The same (100)-oriented single crystal of Fe–18Cr–13Ni (at%) composition and 99.999% purity as for the XPS study was used.9 The composition is close to the one of 304 SS. The surface was pretreated by mechanical and electrochemical polishing before introduction under UHV, as described previously.12

In order to achieve in situ observations of early oxidation stages, the experiments were performed in UHV conditions where different analytical techniques are connected and can be applied without breaking the vacuum. The base pressure in the UHV platform was below 10−10 mbar. After introduction of the sample in the UHV system, the sample surface was cleaned by cycles of Ar+ ion sputtering (1 kV, 10 µA, 10 min) and annealing (700 °C, 10 min) in the preparation chamber. Surface cleanness and typical structure reconstruction were examined by XPS and low energy electron diffraction, respectively. The temperature of 250 °C was chosen as oxidation temperature because it is of interest for various practical applications. The oxidation kinetics and the associated compositional surface changes were examined by XPS,9 and similar oxidation conditions were used in this work. Oxygen exposure was calculated precisely by integration of recorded oxygen pressure in the UHV chamber as a function of exposure time. The oxygen pressure was controlled and recorded below 10−8 mbar to follow the very low exposures to less than 200 L (1 L = 1.33 × 10−6 mbar s) with a 0.01 L uncertainty on reported exposure values. The elapsed time for each step of exposure was of 6–10 min with increasing pressure in order to achieve higher exposures.

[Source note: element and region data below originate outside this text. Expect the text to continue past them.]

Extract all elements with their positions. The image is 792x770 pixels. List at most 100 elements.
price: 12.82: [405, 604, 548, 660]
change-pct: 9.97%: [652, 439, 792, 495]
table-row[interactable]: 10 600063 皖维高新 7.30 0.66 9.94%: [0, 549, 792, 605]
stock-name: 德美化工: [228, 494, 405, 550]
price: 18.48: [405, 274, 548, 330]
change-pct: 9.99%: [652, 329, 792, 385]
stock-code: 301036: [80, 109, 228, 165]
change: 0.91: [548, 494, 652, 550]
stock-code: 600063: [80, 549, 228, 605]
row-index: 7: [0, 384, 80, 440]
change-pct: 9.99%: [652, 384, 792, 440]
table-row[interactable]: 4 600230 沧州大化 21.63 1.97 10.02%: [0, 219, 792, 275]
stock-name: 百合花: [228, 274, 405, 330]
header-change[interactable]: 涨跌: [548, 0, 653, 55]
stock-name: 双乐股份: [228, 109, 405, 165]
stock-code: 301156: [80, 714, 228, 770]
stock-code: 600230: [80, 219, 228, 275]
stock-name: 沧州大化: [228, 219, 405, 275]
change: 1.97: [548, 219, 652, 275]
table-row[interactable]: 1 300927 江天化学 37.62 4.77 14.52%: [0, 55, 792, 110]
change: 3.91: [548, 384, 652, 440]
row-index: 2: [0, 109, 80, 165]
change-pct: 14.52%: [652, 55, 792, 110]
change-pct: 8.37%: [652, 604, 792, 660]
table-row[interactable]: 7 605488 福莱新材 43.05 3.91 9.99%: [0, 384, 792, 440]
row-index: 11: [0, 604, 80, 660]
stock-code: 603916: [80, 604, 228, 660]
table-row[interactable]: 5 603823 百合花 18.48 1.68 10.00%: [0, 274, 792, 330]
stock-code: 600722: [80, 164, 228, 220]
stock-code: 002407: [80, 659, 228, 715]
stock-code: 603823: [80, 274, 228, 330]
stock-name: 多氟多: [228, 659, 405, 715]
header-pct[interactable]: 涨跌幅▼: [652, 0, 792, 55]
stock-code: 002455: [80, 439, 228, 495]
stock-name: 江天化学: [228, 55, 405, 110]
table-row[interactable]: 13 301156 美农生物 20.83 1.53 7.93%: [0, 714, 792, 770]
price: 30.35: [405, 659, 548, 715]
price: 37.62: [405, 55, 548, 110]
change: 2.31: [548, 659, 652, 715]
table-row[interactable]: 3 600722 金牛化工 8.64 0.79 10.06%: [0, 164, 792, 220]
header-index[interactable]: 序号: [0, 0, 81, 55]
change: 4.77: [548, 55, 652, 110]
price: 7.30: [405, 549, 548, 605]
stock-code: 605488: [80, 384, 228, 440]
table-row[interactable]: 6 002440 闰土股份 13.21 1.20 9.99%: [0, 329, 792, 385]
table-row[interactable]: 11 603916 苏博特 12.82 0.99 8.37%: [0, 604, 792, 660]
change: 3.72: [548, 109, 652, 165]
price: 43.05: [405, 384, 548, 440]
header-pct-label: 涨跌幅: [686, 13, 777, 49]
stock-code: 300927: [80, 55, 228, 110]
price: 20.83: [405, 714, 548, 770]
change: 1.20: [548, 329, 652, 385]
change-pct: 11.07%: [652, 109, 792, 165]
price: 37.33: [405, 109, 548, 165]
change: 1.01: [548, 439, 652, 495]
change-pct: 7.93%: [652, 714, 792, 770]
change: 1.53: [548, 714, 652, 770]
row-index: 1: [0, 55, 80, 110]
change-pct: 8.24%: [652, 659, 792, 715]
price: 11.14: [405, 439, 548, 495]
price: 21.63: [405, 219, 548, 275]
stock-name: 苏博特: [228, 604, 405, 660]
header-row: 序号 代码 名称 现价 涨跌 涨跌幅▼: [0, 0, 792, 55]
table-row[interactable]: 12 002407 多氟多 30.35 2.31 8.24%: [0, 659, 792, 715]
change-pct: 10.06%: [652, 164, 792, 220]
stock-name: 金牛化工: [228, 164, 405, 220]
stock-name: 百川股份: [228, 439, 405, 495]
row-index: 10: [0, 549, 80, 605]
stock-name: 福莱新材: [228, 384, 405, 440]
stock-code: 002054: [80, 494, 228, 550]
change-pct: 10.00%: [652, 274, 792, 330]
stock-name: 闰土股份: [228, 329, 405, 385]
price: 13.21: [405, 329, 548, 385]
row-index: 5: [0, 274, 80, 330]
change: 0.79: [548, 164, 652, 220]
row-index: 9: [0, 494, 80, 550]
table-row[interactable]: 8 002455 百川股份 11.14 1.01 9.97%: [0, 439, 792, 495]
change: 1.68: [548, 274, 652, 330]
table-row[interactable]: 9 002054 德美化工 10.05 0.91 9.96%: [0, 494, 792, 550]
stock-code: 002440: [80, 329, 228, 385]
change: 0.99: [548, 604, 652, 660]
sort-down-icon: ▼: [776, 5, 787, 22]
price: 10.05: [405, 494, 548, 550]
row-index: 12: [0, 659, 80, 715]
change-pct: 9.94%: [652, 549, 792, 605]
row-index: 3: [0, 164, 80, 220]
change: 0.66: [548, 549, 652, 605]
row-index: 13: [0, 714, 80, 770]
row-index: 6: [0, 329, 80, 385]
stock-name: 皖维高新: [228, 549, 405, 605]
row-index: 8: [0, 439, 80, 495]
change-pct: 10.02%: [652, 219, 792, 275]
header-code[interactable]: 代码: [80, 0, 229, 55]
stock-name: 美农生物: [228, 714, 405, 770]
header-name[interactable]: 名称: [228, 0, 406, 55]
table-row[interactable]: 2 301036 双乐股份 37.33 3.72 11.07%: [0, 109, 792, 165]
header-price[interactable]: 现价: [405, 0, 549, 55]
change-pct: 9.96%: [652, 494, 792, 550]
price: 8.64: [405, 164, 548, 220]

The STM experiments were conducted with a VT STM XA from Scienta Omicron on newly prepared samples for each studied exposure. Tungsten tips chemically etched in NaOH aqueous solution were used. After introduction under UHV, they were further prepared by heating, voltage pulses and high voltage scanning. The STM images were acquired in constant current mode. The drift was corrected during scan and the scanner calibration was performed by comparison to reference lattice parameters in case of atomically resolved images. Terrace leveling was performed by correcting the slope of the terraces and suppressing their height differences. Image contrast was adjusted to gain more details in local areas of interest.